His wound remained open, and for the next 31 years, bits of the fragmented bullet continued to fall from it. Not until the last of the lead fragments were removed did Jacob Miller find relief from the pain, perpetuated by a grossly unattended wound.
If you are a friend of the angry, hostile person, be slow in your condemnation.
The story of Private Miller is in some ways remarkable and inspiring. In other ways it’s disturbing, that a man’s wound could be neglected so long – largely because it was so ghastly. But the wounds of other warriors are equally neglected for the very opposite reason – because they are invisible, even to the trained eye.
You see, Jacob Miller had this advantage – his wound was visible, shockingly visible.
It was, at a minimum, acknowledged as serious. But many wounded warriors bear invisible scars (e.g. TBI, PTSD) which generate intense inner pain and outward negative behaviors.
These wounds incapacitate the warrior, who must then bear the condemnation of others for their angry outbursts and unacceptable behaviors. Many, many people from all walks of life carry such wounds which are never treated or healed. The pain of these wounds generates much of the hostility and outbursts we see in people.
Acknowledge the wounds and pain you carry and seek out a friend or counselor.
In the Bible, even Job bore such pain in his heart and life. Consequently, his words were sometimes harsh and irreverent. For this, his counselors scolded and condemned him.
“Then Job answered and said: ‘Oh, that my grief were fully weighed, and my calamity laid with it on the scales! For then it would be heavier than the sand of the sea—Therefore my words have been rash. For the arrows of the Almighty are within me; my spirit drinks in their poison; the terrors of God are arrayed against me. Does the wild donkey bray when it has grass, or does the ox low over its fodder?‘” (Job 6:1-5, NKJV).
Yet his friends, ignorant of the pain boiling over inside him and offended by his irreverence, considered his outcry “a blustering wind” (Job 8:2, NLT).
If you are a friend of the angry, hostile person, be slow in your condemnation. There are probably many unattended wounds and an ocean of pain inside them. Be a compassionate and listening ear to that person and try to get them the help they need.
But if you, yourself, are the wounded, angry person, don’t despair. Acknowledge the wounds and pain you carry and seek out a friend or counselor.

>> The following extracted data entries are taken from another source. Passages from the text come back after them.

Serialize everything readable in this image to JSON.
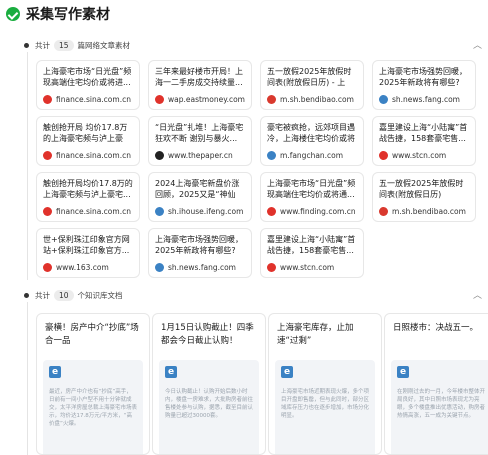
{
  "header": {
    "title": "采集写作素材"
  },
  "web_section": {
    "prefix": "共计",
    "count": "15",
    "label": "篇网络文章素材",
    "cards": [
      {
        "title": "上海豪宅市场“日光盘”频现高端住宅均价或将进...",
        "source": "finance.sina.com.cn",
        "fav": "#e0322b"
      },
      {
        "title": "三年来最好楼市开局！上海一二手房成交持续量...",
        "source": "wap.eastmoney.com",
        "fav": "#e0322b"
      },
      {
        "title": "五一放假2025年放假时间表(附放假日历) - 上海...",
        "source": "m.sh.bendibao.com",
        "fav": "#d9392e"
      },
      {
        "title": "上海豪宅市场强势回暖，2025年新政将有哪些?",
        "source": "sh.news.fang.com",
        "fav": "#3b82c4"
      },
      {
        "title": "触创抢开局 均价17.8万的上海豪宅频与泸上豪宅...",
        "source": "finance.sina.com.cn",
        "fav": "#e0322b"
      },
      {
        "title": "“日光盘”扎堆！上海豪宅狂欢不断 谢别与暴火...",
        "source": "www.thepaper.cn",
        "fav": "#222222"
      },
      {
        "title": "豪宅被疯抢，远郊项目遇冷，上海楼住宅均价或将通...",
        "source": "m.fangchan.com",
        "fav": "#3b82c4"
      },
      {
        "title": "嘉里建设上海“小陆寓”首战告捷，158套豪宅售...",
        "source": "www.stcn.com",
        "fav": "#e0322b"
      },
      {
        "title": "触创抢开局均价17.8万的上海豪宅频与泸上豪宅...",
        "source": "finance.sina.com.cn",
        "fav": "#e0322b"
      },
      {
        "title": "2024上海豪宅新盘价涨回顾，2025又是“神仙打...",
        "source": "sh.ihouse.ifeng.com",
        "fav": "#3b82c4"
      },
      {
        "title": "上海豪宅市场“日光盘”频现高端住宅均价或将通...",
        "source": "www.finding.com.cn",
        "fav": "#e0322b"
      },
      {
        "title": "五一放假2025年放假时间表(附放假日历)",
        "source": "m.sh.bendibao.com",
        "fav": "#d9392e"
      },
      {
        "title": "世+保利珠江印象官方网站+保利珠江印象官方...",
        "source": "www.163.com",
        "fav": "#e0322b"
      },
      {
        "title": "上海豪宅市场强势回暖，2025年新政将有哪些?",
        "source": "sh.news.fang.com",
        "fav": "#3b82c4"
      },
      {
        "title": "嘉里建设上海“小陆寓”首战告捷，158套豪宅售...",
        "source": "www.stcn.com",
        "fav": "#e0322b"
      }
    ]
  },
  "kb_section": {
    "prefix": "共计",
    "count": "10",
    "label": "个知识库文档",
    "cards": [
      {
        "title": "豪横！房产中介“抄底”场合一品",
        "body": "最近，房产中介也有“抄底”高手，日前有一间小户型不用十分钟就成交，太平洋房屋总裁上海豪宅市场表示，均价达17.8万元/平方米，“高价盘”火爆。"
      },
      {
        "title": "1月15日认购截止！四季都会今日截止认购！",
        "body": "今日认购截止！认购开始后数小时内，楼盘一房难求，大批购房者前往售楼处参与认购，据悉，截至目前认购量已超过30000套。"
      },
      {
        "title": "上海豪宅库存，止加速“过剩”",
        "body": "上海豪宅市场近期表现火爆，多个项目开盘即售罄，但与此同时，部分区域库存压力也在逐步增加，市场分化明显。"
      },
      {
        "title": "日照楼市：决战五一。",
        "body": "在刚刚过去的一月，今年楼市整体开局良好，其中日照市场表现尤为亮眼，多个楼盘推出优惠活动，购房者热情高涨，五一成为关键节点。"
      }
    ]
  }
}
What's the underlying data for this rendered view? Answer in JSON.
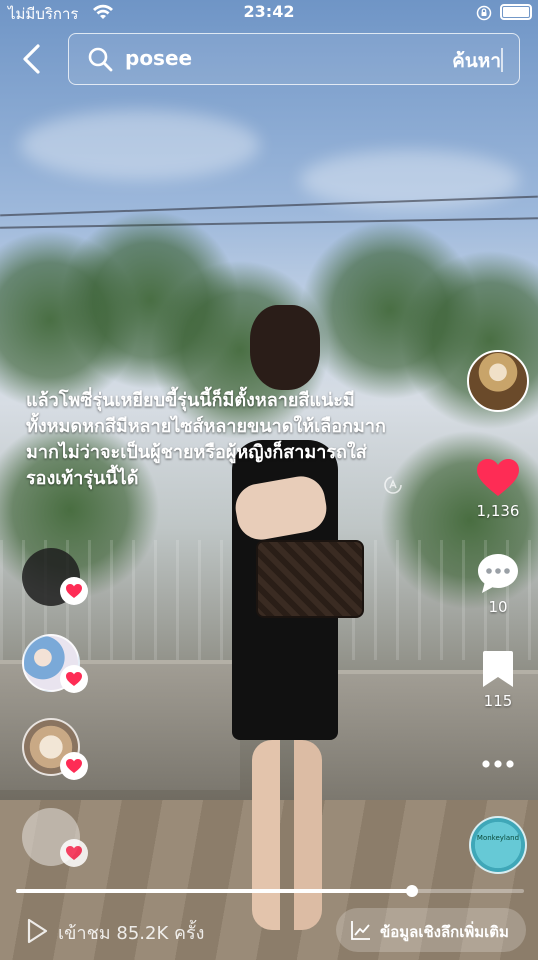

Most of all, flee into the healing embrace of the only One who fully understands your pain and has power to bring you relief – Your heavenly Father.
Flee into the healing embrace of the only One who fully understands your pain and has power to bring you relief.
The Scripture says that in all our affliction, He himself is afflicted (Isaiah 63:9). He is the LORD who heals you (Exodus 15:26) – your own personal physician who knows you immensely more than you know yourself, who accurately diagnoses the problem and powerfully administers the cure. And do not forget our Lord Jesus who knows by personal experience the pain you bear (Hebrews 4:15).
The Scripture says, “Surely He has borne our griefs and carried our sorrows; yet we esteemed Him stricken, smitten by God, and afflicted. But He was wounded for our transgressions, he was bruised for our iniquities; the chastisement for our peace was upon Him, and by His stripes we are healed” (Isaiah 53:4-5, NKJV).
Dear Father in heaven, please receive me into Your loving embrace. Heal my wounded heart. Flood it with Your peace. Take the anger from my heart and replace it with Your love. Amen.